Creating a Linux ramdisk

While performing some testing a few weeks ago, I needed to create a ramdisk on one of my redhat AS 4.0 servers. I knew Solaris supported tmpfs, and after a bit of googling was surprised to find that Linux supported the tmpfs pseudo-file system as well. To create a ramdisk on a Linux host, you first need to find a suitable place to mount the tmpfs file system. For my tests, I used mkdir to create a directory valled /var/ramdisk:

$ mkdir /var/ramdisk

Once the mount point is identified, you can use the mount command to mount a tmpfs file system on top of that mount point:

$ mount -t tmpfs none /var/ramdisk -o size=28m

Now each time you access /var/ramdisk, your reads and writes will be coming directly from memory. Nice!

4 Comments

David  on July 13th, 2007

Heya,

Every played with the upper limit on ram disks?
A while ago I playe daorund:

http://www.quadratic.net/reference/ramdisk500.html

JWSmythe  on May 21st, 2009

I don’t know what the upper limit is on it. I just created a 20Gb ramdisk on my 64 bit Linux machine (Slamd64). Copying a 1Gb file on the ramdisk took about 2 seconds. Copying the same file on a RAID0 took 13 seconds.

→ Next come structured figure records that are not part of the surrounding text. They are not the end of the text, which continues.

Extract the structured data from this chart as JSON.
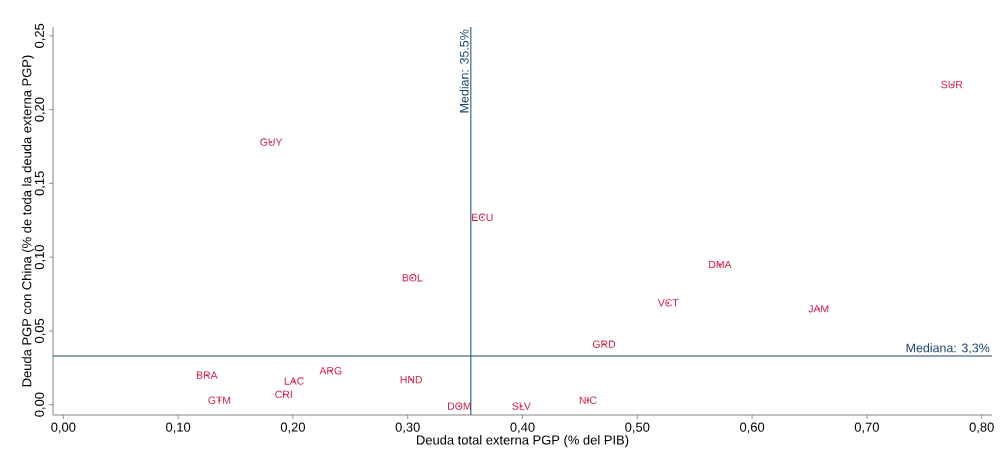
{
  "chart_data": {
    "type": "scatter",
    "xlabel": "Deuda total externa PGP (% del PIB)",
    "ylabel": "Deuda PGP con China (% de toda la deuda externa PGP)",
    "xlim": [
      -0.009,
      0.809
    ],
    "ylim": [
      -0.007,
      0.256
    ],
    "xticks": [
      {
        "value": 0,
        "label": "0,00"
      },
      {
        "value": 0.1,
        "label": "0,10"
      },
      {
        "value": 0.2,
        "label": "0,20"
      },
      {
        "value": 0.3,
        "label": "0,30"
      },
      {
        "value": 0.4,
        "label": "0,40"
      },
      {
        "value": 0.5,
        "label": "0,50"
      },
      {
        "value": 0.6,
        "label": "0,60"
      },
      {
        "value": 0.7,
        "label": "0,70"
      },
      {
        "value": 0.8,
        "label": "0,80"
      }
    ],
    "yticks": [
      {
        "value": 0,
        "label": "0,00"
      },
      {
        "value": 0.05,
        "label": "0,05"
      },
      {
        "value": 0.1,
        "label": "0,10"
      },
      {
        "value": 0.15,
        "label": "0,15"
      },
      {
        "value": 0.2,
        "label": "0,20"
      },
      {
        "value": 0.25,
        "label": "0,25"
      }
    ],
    "marker": "circle",
    "grid": false,
    "series": [
      {
        "color": "#d01c44",
        "x": [
          0.181,
          0.774,
          0.365,
          0.304,
          0.572,
          0.527,
          0.658,
          0.471,
          0.125,
          0.233,
          0.201,
          0.303,
          0.192,
          0.136,
          0.345,
          0.399,
          0.457
        ],
        "values": [
          0.178,
          0.217,
          0.127,
          0.086,
          0.095,
          0.069,
          0.065,
          0.041,
          0.02,
          0.023,
          0.016,
          0.017,
          0.007,
          0.003,
          -0.001,
          -0.001,
          0.003
        ],
        "value_labels": [
          "GUY",
          "SUR",
          "ECU",
          "BOL",
          "DMA",
          "VCT",
          "JAM",
          "GRD",
          "BRA",
          "ARG",
          "LAC",
          "HND",
          "CRI",
          "GTM",
          "DOM",
          "SLV",
          "NIC"
        ]
      }
    ],
    "ref_lines": [
      {
        "axis": "x",
        "value": 0.355,
        "label": "Median: 35.5%",
        "color": "#1a476f"
      },
      {
        "axis": "y",
        "value": 0.033,
        "label": "Mediana: 3,3%",
        "color": "#1a476f"
      }
    ]
  }
}
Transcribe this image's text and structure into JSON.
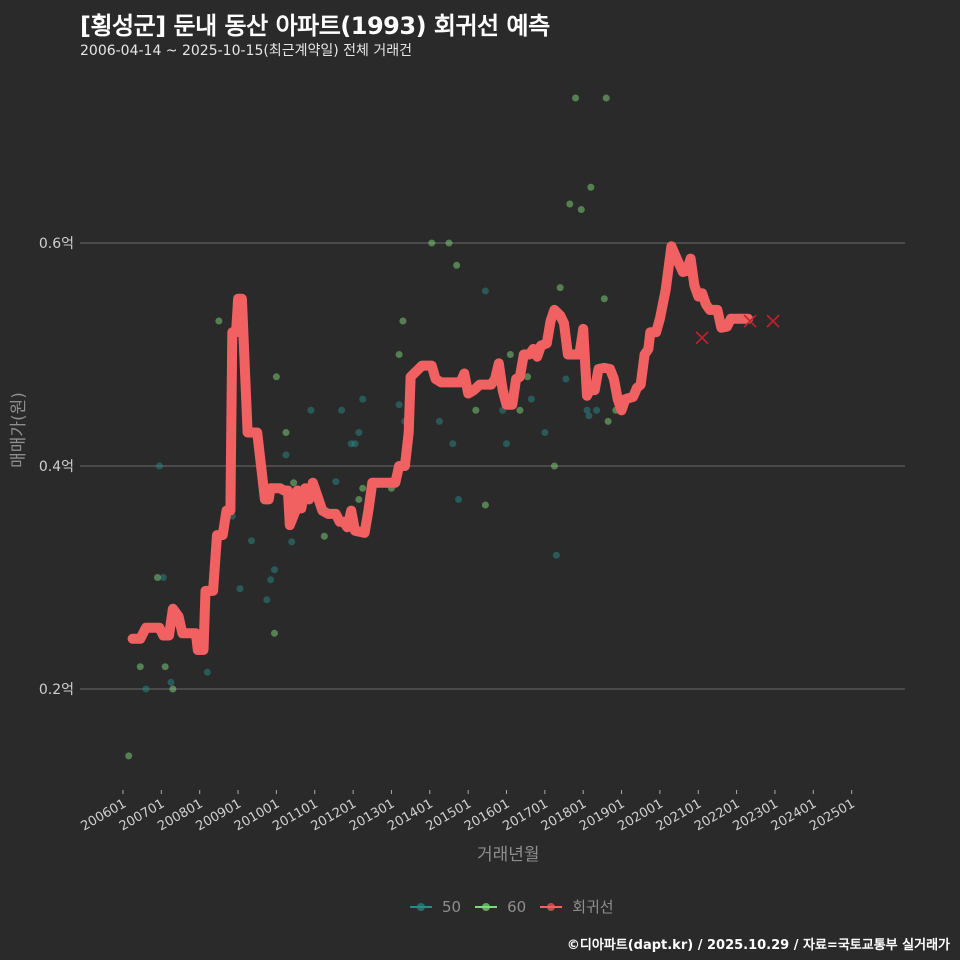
{
  "header": {
    "title": "[횡성군] 둔내 동산 아파트(1993) 회귀선 예측",
    "subtitle": "2006-04-14 ~ 2025-10-15(최근계약일) 전체 거래건"
  },
  "axes": {
    "y_label": "매매가(원)",
    "x_label": "거래년월",
    "y_ticks": [
      "0.6억",
      "0.4억",
      "0.2억"
    ]
  },
  "legend": {
    "items": [
      {
        "label": "50",
        "color": "#2a8a86"
      },
      {
        "label": "60",
        "color": "#7fd87a"
      },
      {
        "label": "회귀선",
        "color": "#f26161"
      }
    ]
  },
  "footer": {
    "credit": "©디아파트(dapt.kr) / 2025.10.29 / 자료=국토교통부 실거래가"
  },
  "chart_data": {
    "type": "line",
    "title": "[횡성군] 둔내 동산 아파트(1993) 회귀선 예측",
    "subtitle": "2006-04-14 ~ 2025-10-15(최근계약일) 전체 거래건",
    "xlabel": "거래년월",
    "ylabel": "매매가(원)",
    "ylim": [
      0.11,
      0.75
    ],
    "y_unit": "억",
    "y_ticks": [
      0.2,
      0.4,
      0.6
    ],
    "x_ticks": [
      "200601",
      "200701",
      "200801",
      "200901",
      "201001",
      "201101",
      "201201",
      "201301",
      "201401",
      "201501",
      "201601",
      "201701",
      "201801",
      "201901",
      "202001",
      "202101",
      "202201",
      "202301",
      "202401",
      "202501"
    ],
    "grid": "horizontal",
    "legend_position": "bottom",
    "regression_line": {
      "name": "회귀선",
      "color": "#f26161",
      "points": [
        [
          2006.25,
          0.245
        ],
        [
          2006.45,
          0.245
        ],
        [
          2006.6,
          0.255
        ],
        [
          2006.95,
          0.255
        ],
        [
          2007.05,
          0.248
        ],
        [
          2007.2,
          0.248
        ],
        [
          2007.3,
          0.272
        ],
        [
          2007.45,
          0.265
        ],
        [
          2007.55,
          0.25
        ],
        [
          2007.9,
          0.25
        ],
        [
          2007.95,
          0.235
        ],
        [
          2008.1,
          0.235
        ],
        [
          2008.15,
          0.288
        ],
        [
          2008.35,
          0.288
        ],
        [
          2008.45,
          0.338
        ],
        [
          2008.6,
          0.338
        ],
        [
          2008.7,
          0.36
        ],
        [
          2008.8,
          0.36
        ],
        [
          2008.85,
          0.52
        ],
        [
          2008.95,
          0.52
        ],
        [
          2009.0,
          0.55
        ],
        [
          2009.1,
          0.55
        ],
        [
          2009.25,
          0.43
        ],
        [
          2009.5,
          0.43
        ],
        [
          2009.7,
          0.37
        ],
        [
          2009.8,
          0.37
        ],
        [
          2009.85,
          0.38
        ],
        [
          2010.1,
          0.38
        ],
        [
          2010.2,
          0.378
        ],
        [
          2010.3,
          0.378
        ],
        [
          2010.35,
          0.347
        ],
        [
          2010.5,
          0.36
        ],
        [
          2010.55,
          0.378
        ],
        [
          2010.65,
          0.362
        ],
        [
          2010.75,
          0.38
        ],
        [
          2010.85,
          0.37
        ],
        [
          2010.95,
          0.385
        ],
        [
          2011.05,
          0.375
        ],
        [
          2011.2,
          0.36
        ],
        [
          2011.35,
          0.357
        ],
        [
          2011.55,
          0.357
        ],
        [
          2011.65,
          0.35
        ],
        [
          2011.75,
          0.35
        ],
        [
          2011.85,
          0.345
        ],
        [
          2011.95,
          0.36
        ],
        [
          2012.05,
          0.342
        ],
        [
          2012.3,
          0.34
        ],
        [
          2012.4,
          0.36
        ],
        [
          2012.5,
          0.385
        ],
        [
          2013.1,
          0.385
        ],
        [
          2013.2,
          0.4
        ],
        [
          2013.35,
          0.4
        ],
        [
          2013.45,
          0.43
        ],
        [
          2013.5,
          0.48
        ],
        [
          2013.65,
          0.485
        ],
        [
          2013.8,
          0.49
        ],
        [
          2014.05,
          0.49
        ],
        [
          2014.15,
          0.478
        ],
        [
          2014.3,
          0.475
        ],
        [
          2014.8,
          0.475
        ],
        [
          2014.9,
          0.483
        ],
        [
          2015.0,
          0.465
        ],
        [
          2015.15,
          0.468
        ],
        [
          2015.3,
          0.473
        ],
        [
          2015.6,
          0.473
        ],
        [
          2015.7,
          0.478
        ],
        [
          2015.8,
          0.492
        ],
        [
          2015.9,
          0.468
        ],
        [
          2016.0,
          0.455
        ],
        [
          2016.15,
          0.455
        ],
        [
          2016.25,
          0.478
        ],
        [
          2016.35,
          0.48
        ],
        [
          2016.45,
          0.5
        ],
        [
          2016.6,
          0.5
        ],
        [
          2016.7,
          0.505
        ],
        [
          2016.8,
          0.498
        ],
        [
          2016.9,
          0.508
        ],
        [
          2017.05,
          0.51
        ],
        [
          2017.15,
          0.53
        ],
        [
          2017.25,
          0.54
        ],
        [
          2017.4,
          0.535
        ],
        [
          2017.5,
          0.528
        ],
        [
          2017.6,
          0.5
        ],
        [
          2017.9,
          0.5
        ],
        [
          2018.0,
          0.523
        ],
        [
          2018.1,
          0.463
        ],
        [
          2018.2,
          0.47
        ],
        [
          2018.3,
          0.468
        ],
        [
          2018.4,
          0.487
        ],
        [
          2018.55,
          0.488
        ],
        [
          2018.7,
          0.487
        ],
        [
          2018.8,
          0.478
        ],
        [
          2018.9,
          0.46
        ],
        [
          2019.0,
          0.45
        ],
        [
          2019.1,
          0.46
        ],
        [
          2019.3,
          0.462
        ],
        [
          2019.4,
          0.47
        ],
        [
          2019.5,
          0.473
        ],
        [
          2019.6,
          0.5
        ],
        [
          2019.7,
          0.505
        ],
        [
          2019.75,
          0.52
        ],
        [
          2019.9,
          0.52
        ],
        [
          2020.0,
          0.532
        ],
        [
          2020.15,
          0.558
        ],
        [
          2020.3,
          0.597
        ],
        [
          2020.45,
          0.585
        ],
        [
          2020.6,
          0.574
        ],
        [
          2020.7,
          0.575
        ],
        [
          2020.8,
          0.586
        ],
        [
          2020.9,
          0.562
        ],
        [
          2021.0,
          0.552
        ],
        [
          2021.1,
          0.555
        ],
        [
          2021.2,
          0.545
        ],
        [
          2021.3,
          0.54
        ],
        [
          2021.5,
          0.54
        ],
        [
          2021.6,
          0.524
        ],
        [
          2021.75,
          0.525
        ],
        [
          2021.85,
          0.532
        ],
        [
          2022.3,
          0.532
        ]
      ]
    },
    "series": [
      {
        "name": "50",
        "color": "#2a8a86",
        "points": [
          [
            2006.6,
            0.2
          ],
          [
            2006.95,
            0.4
          ],
          [
            2007.05,
            0.3
          ],
          [
            2007.25,
            0.206
          ],
          [
            2008.2,
            0.215
          ],
          [
            2008.85,
            0.355
          ],
          [
            2009.05,
            0.29
          ],
          [
            2009.35,
            0.333
          ],
          [
            2009.75,
            0.28
          ],
          [
            2009.85,
            0.298
          ],
          [
            2009.95,
            0.307
          ],
          [
            2010.25,
            0.41
          ],
          [
            2010.4,
            0.332
          ],
          [
            2010.9,
            0.45
          ],
          [
            2011.55,
            0.386
          ],
          [
            2011.7,
            0.45
          ],
          [
            2011.95,
            0.42
          ],
          [
            2012.05,
            0.42
          ],
          [
            2012.15,
            0.43
          ],
          [
            2012.25,
            0.46
          ],
          [
            2013.2,
            0.455
          ],
          [
            2013.35,
            0.44
          ],
          [
            2014.25,
            0.44
          ],
          [
            2014.6,
            0.42
          ],
          [
            2014.75,
            0.37
          ],
          [
            2015.45,
            0.557
          ],
          [
            2015.9,
            0.45
          ],
          [
            2016.0,
            0.42
          ],
          [
            2016.65,
            0.46
          ],
          [
            2017.0,
            0.43
          ],
          [
            2017.3,
            0.32
          ],
          [
            2017.55,
            0.478
          ],
          [
            2018.1,
            0.45
          ],
          [
            2018.15,
            0.445
          ],
          [
            2018.35,
            0.45
          ]
        ]
      },
      {
        "name": "60",
        "color": "#7fd87a",
        "points": [
          [
            2006.15,
            0.14
          ],
          [
            2006.45,
            0.22
          ],
          [
            2006.9,
            0.3
          ],
          [
            2007.1,
            0.22
          ],
          [
            2007.3,
            0.2
          ],
          [
            2008.5,
            0.53
          ],
          [
            2009.5,
            0.43
          ],
          [
            2009.95,
            0.25
          ],
          [
            2010.0,
            0.48
          ],
          [
            2010.25,
            0.43
          ],
          [
            2010.45,
            0.385
          ],
          [
            2011.25,
            0.337
          ],
          [
            2012.15,
            0.37
          ],
          [
            2012.25,
            0.38
          ],
          [
            2013.0,
            0.38
          ],
          [
            2013.2,
            0.5
          ],
          [
            2013.3,
            0.53
          ],
          [
            2014.05,
            0.6
          ],
          [
            2014.5,
            0.6
          ],
          [
            2014.7,
            0.58
          ],
          [
            2015.2,
            0.45
          ],
          [
            2015.45,
            0.365
          ],
          [
            2016.1,
            0.5
          ],
          [
            2016.15,
            0.46
          ],
          [
            2016.25,
            0.47
          ],
          [
            2016.35,
            0.45
          ],
          [
            2016.55,
            0.48
          ],
          [
            2017.25,
            0.4
          ],
          [
            2017.4,
            0.56
          ],
          [
            2017.65,
            0.635
          ],
          [
            2017.8,
            0.73
          ],
          [
            2017.95,
            0.63
          ],
          [
            2018.2,
            0.65
          ],
          [
            2018.55,
            0.55
          ],
          [
            2018.6,
            0.73
          ],
          [
            2018.65,
            0.44
          ],
          [
            2018.85,
            0.45
          ]
        ]
      }
    ],
    "highlight_markers": [
      {
        "x": 2021.1,
        "y": 0.515
      },
      {
        "x": 2022.35,
        "y": 0.53
      },
      {
        "x": 2022.95,
        "y": 0.53
      }
    ]
  }
}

krzemek  on October 3rd, 2010

Thanks mate for this. It’s very useful for me

George Mulak  on September 17th, 2011

I appreciate this a lot. I am having a little problem, though. I cannot seem to just erase a file in fedora. I throw it into the trash and the space is still allocated and used. How do I release or clear the space so that it is usable again?